5. Closing Remarks & Acknowledgements
- Prof. Venkatesh Balasubramanian thanked the audience, reaffirmed IIT Madras’s role as an open hub for research, and invited participants to visit the campus.
- Atul Singh thanked the panelists and participants, reminded attendees to scan the QR code for the hackathon, and encouraged continued collaboration.
- Himani Suri (Centre of Excellence) delivered final thanks on behalf of IIT Madras, noting that the session marked a milestone toward scaling AI‑driven road safety across the Global South.
Key Takeaways
- National Data Infrastructure: India is building its first unified road‑safety database (IRAD/EDAR), the backbone for any AI‑driven safety solution.
- Thinnai Platform: A culturally tailored, three‑gate learning environment (knowledge, skill, practice) launched in beta, accessible via QR code.
- Hackathon 2026: Open call for AI‑based solutions to real‑world crash scenarios; first 50 teams receive IIT‑Madras mentorship.

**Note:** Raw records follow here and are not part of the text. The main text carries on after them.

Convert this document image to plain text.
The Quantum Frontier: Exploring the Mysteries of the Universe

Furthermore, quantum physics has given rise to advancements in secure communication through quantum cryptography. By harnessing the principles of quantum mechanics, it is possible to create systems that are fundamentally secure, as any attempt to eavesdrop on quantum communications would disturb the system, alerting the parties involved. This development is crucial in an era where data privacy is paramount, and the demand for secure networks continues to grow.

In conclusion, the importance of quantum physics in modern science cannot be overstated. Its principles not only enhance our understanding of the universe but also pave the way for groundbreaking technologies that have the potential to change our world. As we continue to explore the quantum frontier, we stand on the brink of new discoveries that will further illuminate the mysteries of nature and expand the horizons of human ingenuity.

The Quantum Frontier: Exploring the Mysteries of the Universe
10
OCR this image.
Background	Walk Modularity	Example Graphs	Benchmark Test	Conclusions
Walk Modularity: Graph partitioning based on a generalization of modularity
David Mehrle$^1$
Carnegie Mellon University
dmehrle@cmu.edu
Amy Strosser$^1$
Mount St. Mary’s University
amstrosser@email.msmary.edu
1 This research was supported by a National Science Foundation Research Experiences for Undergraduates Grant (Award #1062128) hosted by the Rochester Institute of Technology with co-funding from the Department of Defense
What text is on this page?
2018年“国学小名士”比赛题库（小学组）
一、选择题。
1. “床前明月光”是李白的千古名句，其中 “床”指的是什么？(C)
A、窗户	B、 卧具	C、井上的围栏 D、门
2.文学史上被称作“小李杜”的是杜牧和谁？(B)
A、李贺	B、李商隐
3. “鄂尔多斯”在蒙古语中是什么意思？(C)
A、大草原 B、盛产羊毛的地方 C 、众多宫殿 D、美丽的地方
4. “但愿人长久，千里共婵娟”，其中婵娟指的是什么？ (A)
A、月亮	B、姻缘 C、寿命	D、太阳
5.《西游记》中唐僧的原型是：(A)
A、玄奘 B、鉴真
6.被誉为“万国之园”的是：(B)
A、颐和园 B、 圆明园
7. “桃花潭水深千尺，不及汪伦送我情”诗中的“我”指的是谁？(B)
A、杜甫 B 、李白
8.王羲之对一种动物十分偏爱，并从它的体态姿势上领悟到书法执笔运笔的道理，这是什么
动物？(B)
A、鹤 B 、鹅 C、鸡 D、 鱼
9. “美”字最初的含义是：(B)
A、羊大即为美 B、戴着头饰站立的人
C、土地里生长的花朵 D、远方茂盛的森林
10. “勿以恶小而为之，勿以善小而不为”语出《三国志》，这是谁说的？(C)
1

- Legislative Enablement: The 2019 Motor Vehicle Act and MORTH’s data‑sharing policy provide legal scaffolding for electronic enforcement and AI analytics.
- Data Gaps: Severe under‑reporting, especially in states like Bihar, demands hyper‑local, crowd‑sourced data collection methods.
- V2V Communication: Mandated frequency allocation opens pathways for AI‑driven driver feedback, but standards and interoperability remain open challenges.
- Education Gap: Road‑safety literacy is absent from school curricula; integrating AI‑based modules could create a generation of safer drivers, with special emphasis on two‑wheelers and female riders.
- Two‑Wheeler Focus: With almost half of fatalities involving two‑wheelers, bespoke ADAS and policy interventions are urgently needed.
- Sarak Suraksha Mitra: Youth‑volunteer auditors will bridge the gap between policy and ground realities, creating a scalable model for local safety audits.
- Human‑AI Symbiosis: AI tools must be designed with empathy and transparency, complementing—not replacing—human judgment and community engagement.